Share

Bab 2

Penulis: Rira Faradina
last update Terakhir Diperbarui: 2022-02-21 03:58:52

Sejak pagi perutku terasa mual. Entah sudah berapa kali aku menghirup aroma minyak kayu putih demi meredakan rasa mual ini, kepalaku pusing membuatku hanya bisa terbaring ditempat tidur.

Ku raih ponsel yang tergeletak di atas nakas, berniat menghubungi Nisa, untuk sekedar mencari teman bicara.

Teleponku tersambung, setelah bertanya kabar tentangnya, kuberitahu keperluanku menelponnya, untuk beberapa saat ia diam, lalu terkekeh geli.

[Alina, coba beli test pack, sepertinya kau hamil]

Hamil?

Mendengar perkataan Nisa membuatku mengerutkan kening. Namun, baru kusadari jika bulan ini tamu bulananku memang tidak datang.

Entah lah, aku tak tahu apakah ini kabar gembira atau buruk untukku. Lidahku kelu untuk berkata kata lagi. Aku terlalu takut untuk memikirkan jika ucapan Nisa ini benar.

[Selamat ya, aku yakin sekali kau hamil, Alina.]

Kucoba untuk menepis ucapan Nisa, namun tak bisa, entah mengapa, hatiku mencoba meyakinkan jika perkataan Nisa adalah benar. Setelah mengucap salam, aku menutup sambungan teleponnya.

Aku masih ingat, kejadian saat terakhir kali Mas Bayu menyentuhku.

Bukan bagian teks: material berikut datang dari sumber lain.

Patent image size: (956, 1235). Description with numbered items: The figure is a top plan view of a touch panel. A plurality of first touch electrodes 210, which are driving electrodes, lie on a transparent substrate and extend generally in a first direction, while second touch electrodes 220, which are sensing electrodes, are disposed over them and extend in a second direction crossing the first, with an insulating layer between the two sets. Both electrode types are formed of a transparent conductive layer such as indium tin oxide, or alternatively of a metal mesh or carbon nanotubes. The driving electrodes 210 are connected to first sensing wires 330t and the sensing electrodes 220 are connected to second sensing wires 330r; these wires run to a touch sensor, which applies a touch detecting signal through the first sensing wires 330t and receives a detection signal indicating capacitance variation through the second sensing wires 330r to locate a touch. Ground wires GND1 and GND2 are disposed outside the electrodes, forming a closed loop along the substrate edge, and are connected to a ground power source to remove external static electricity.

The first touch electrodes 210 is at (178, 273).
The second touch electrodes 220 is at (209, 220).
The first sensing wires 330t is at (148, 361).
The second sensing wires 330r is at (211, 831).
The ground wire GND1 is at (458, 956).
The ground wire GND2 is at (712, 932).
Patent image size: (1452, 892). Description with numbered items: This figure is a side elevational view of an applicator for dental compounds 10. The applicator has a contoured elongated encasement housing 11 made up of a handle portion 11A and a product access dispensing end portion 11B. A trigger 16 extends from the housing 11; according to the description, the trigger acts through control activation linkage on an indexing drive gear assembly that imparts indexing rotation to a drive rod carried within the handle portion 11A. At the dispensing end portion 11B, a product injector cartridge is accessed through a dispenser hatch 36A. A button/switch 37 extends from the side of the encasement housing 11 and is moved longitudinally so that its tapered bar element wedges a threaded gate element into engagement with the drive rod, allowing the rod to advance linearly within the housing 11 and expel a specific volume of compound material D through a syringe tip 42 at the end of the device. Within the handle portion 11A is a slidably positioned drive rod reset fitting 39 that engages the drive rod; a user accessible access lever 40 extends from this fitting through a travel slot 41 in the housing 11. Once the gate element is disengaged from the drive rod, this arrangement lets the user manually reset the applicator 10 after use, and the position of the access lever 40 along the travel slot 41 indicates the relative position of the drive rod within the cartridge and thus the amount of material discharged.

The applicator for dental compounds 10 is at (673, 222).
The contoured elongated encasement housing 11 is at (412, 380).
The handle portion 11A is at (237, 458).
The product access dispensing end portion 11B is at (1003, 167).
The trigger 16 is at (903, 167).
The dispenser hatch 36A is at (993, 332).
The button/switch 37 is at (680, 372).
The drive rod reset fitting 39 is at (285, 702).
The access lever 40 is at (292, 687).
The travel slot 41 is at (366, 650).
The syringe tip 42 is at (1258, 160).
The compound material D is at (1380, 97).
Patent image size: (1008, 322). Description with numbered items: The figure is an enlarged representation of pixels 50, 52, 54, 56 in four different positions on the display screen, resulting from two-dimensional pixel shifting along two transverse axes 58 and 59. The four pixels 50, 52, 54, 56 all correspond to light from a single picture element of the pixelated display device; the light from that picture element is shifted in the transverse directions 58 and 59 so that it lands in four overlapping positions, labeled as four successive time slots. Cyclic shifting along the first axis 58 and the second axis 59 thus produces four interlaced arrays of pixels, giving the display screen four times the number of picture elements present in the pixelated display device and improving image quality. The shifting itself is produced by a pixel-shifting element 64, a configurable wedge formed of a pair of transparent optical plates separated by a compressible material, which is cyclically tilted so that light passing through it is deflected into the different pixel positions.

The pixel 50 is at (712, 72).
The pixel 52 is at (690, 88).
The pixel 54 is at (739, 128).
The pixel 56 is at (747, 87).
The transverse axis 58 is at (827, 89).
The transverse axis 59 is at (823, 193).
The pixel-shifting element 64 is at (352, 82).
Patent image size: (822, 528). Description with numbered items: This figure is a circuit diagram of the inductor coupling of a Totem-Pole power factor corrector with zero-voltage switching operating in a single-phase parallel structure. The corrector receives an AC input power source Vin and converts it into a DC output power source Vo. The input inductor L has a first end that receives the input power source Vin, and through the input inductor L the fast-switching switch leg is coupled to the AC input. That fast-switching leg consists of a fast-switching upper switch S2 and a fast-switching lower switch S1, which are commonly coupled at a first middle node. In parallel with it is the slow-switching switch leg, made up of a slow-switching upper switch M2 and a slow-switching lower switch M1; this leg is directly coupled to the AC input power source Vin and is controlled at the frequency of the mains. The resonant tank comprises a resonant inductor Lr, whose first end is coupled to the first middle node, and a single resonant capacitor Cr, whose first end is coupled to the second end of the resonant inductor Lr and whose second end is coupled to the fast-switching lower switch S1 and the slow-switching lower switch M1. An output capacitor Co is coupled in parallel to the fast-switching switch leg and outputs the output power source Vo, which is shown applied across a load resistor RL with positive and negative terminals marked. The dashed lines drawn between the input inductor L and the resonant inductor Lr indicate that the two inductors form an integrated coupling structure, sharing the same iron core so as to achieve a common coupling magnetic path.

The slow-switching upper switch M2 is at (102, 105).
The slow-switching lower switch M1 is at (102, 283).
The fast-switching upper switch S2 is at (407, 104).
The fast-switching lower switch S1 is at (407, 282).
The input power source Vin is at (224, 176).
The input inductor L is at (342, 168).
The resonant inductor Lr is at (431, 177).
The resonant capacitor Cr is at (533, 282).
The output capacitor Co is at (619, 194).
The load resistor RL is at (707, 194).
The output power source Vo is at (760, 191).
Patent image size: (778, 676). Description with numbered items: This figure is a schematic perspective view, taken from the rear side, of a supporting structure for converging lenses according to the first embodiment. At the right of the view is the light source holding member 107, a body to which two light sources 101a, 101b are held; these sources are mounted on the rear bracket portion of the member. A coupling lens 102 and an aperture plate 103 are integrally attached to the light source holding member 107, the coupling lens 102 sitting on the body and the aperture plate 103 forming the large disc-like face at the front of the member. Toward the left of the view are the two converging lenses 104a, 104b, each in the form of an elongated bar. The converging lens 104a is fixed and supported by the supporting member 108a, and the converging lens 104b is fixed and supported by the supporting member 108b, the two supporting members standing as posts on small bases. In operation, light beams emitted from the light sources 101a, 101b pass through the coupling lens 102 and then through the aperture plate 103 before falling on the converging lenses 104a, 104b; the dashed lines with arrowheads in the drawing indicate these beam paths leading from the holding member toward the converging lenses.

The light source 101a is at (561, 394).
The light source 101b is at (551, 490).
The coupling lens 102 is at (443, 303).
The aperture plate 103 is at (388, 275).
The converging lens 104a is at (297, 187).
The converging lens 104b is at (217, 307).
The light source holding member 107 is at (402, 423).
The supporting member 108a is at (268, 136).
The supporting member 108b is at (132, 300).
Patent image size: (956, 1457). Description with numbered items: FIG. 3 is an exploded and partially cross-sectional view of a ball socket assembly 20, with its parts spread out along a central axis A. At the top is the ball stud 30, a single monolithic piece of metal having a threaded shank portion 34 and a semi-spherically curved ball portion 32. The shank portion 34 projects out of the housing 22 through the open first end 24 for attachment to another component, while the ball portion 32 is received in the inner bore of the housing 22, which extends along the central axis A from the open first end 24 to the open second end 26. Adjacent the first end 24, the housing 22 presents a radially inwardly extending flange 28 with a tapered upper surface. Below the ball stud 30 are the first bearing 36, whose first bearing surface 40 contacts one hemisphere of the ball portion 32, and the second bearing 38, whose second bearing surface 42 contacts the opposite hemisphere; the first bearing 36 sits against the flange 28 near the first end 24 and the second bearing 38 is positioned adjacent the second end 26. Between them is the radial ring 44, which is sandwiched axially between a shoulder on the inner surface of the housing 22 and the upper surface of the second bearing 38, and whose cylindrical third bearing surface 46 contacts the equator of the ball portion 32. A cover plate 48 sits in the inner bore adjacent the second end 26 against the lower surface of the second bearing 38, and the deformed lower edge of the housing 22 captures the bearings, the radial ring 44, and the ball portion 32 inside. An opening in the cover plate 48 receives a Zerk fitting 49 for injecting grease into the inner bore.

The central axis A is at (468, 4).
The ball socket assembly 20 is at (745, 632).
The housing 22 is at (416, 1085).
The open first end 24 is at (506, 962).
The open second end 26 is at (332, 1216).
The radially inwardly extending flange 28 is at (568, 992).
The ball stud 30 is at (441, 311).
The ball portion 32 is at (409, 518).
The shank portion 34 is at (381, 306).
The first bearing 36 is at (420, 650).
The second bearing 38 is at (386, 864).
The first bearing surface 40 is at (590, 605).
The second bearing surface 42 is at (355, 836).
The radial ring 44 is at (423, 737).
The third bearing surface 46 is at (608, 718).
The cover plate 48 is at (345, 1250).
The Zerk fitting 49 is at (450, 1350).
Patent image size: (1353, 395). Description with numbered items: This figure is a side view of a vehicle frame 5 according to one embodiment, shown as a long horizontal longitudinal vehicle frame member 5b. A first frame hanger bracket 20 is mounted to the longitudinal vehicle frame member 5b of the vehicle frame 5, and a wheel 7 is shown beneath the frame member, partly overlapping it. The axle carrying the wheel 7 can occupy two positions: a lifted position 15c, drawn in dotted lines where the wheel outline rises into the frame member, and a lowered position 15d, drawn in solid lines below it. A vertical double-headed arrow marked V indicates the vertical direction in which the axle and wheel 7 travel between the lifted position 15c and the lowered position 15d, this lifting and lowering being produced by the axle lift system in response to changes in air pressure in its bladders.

Yah, terakhir kali Mas Bayu menyentuhku, itupun seperti memaksakan kehendak. Karena aku sempat kesal dan menolak keinginannya.

"Ingat Alina, kau itu istriku. Aku berhak segala hal atas dirimu, termasuk tubuhmu. Aku suamimu, sebagai perempuan yang mengerti agama harusnya kau bisa melayani h*sratku kapan saja," hardiknya kala itu.

Aku diam dan pasrah, meski dalam hati bergejolak amarah. Kubiarkan saja ia menyalurkan hasr*tnya. Itu adalah kali terakhir ia menyentuhku, hingga kabar kemungkinan kehamilan ini.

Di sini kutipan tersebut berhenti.